The C295 is a technical evolution of the CN235 – larger, longer, with more powerful engines and more modern avionics, resulting in an all-round more capable aircraft. “The C295 is the only aircraft in its class capable of doing transport, surveillance and maritime patrol,” affirmed Airbus Military VP commercial (Africa) Martin Sefzig, briefing South African media at Waterkloof. The media were also taken on a demonstration flight.

In its transport version, the C295 can carry 71 troops or 50 paratroops or eight containerised delivery systems or five North Atlantic Treaty Organisation-standard pallets. In the medical evacuation role it can accommodate 24 stretchers and seven medical attendants or be fitted with palletised intensive care units (this latter capability is being used operationally by the Spanish Air Force, in Afghanistan).

For the maritime patrol role, it can be fitted with a search radar, an electro-optical and infrared sensor turret, automatic ship identification system (which detects the transponders carried by many vessels today), bubble observation windows, fully integrated tactical mission system and consoles, satellite communications, sonobuoy launchers, magnetic anomaly detectors (the latter two are submarine detection systems), electronic support measures, self-defence systems and hardpoints and pylons for weapons.
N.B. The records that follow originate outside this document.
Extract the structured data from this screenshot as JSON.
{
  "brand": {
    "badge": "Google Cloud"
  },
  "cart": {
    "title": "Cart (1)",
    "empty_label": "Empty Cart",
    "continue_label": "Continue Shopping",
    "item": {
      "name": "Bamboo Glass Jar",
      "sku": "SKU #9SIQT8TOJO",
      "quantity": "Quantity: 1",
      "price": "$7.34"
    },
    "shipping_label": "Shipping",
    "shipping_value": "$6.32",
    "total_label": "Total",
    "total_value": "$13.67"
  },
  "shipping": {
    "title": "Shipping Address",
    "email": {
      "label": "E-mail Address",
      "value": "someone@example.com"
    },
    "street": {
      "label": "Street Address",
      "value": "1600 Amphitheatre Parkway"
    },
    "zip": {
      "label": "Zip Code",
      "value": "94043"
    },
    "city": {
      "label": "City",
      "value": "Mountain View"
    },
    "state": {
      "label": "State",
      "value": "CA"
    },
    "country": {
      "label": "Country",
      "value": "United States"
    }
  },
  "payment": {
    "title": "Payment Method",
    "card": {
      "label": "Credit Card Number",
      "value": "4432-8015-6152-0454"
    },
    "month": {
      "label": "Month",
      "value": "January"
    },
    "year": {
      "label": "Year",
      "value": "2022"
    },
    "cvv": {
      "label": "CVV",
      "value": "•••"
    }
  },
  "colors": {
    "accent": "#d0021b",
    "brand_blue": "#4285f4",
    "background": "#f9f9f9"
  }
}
The SAAF currently operates another Airbus Military product, the C212 light transport aircraft, and has quite recently retired the sole CN235 it had in its fleet. (This CN235 was the first example ever built, and originally served as the prototype aircraft, before being sold to South Africa. It has reportedly been assigned for preservation at the SAAF Museum.)

“The existing SAAF support infrastructure requires minimum adaptation for the C295,” assured Sefzig. “There is an established Airbus Military support centre in Pretoria [for the SAAF’s current fleet of Airbus Military aircraft]. It would be a logical step – from the C212 to the CN235 to the C295.”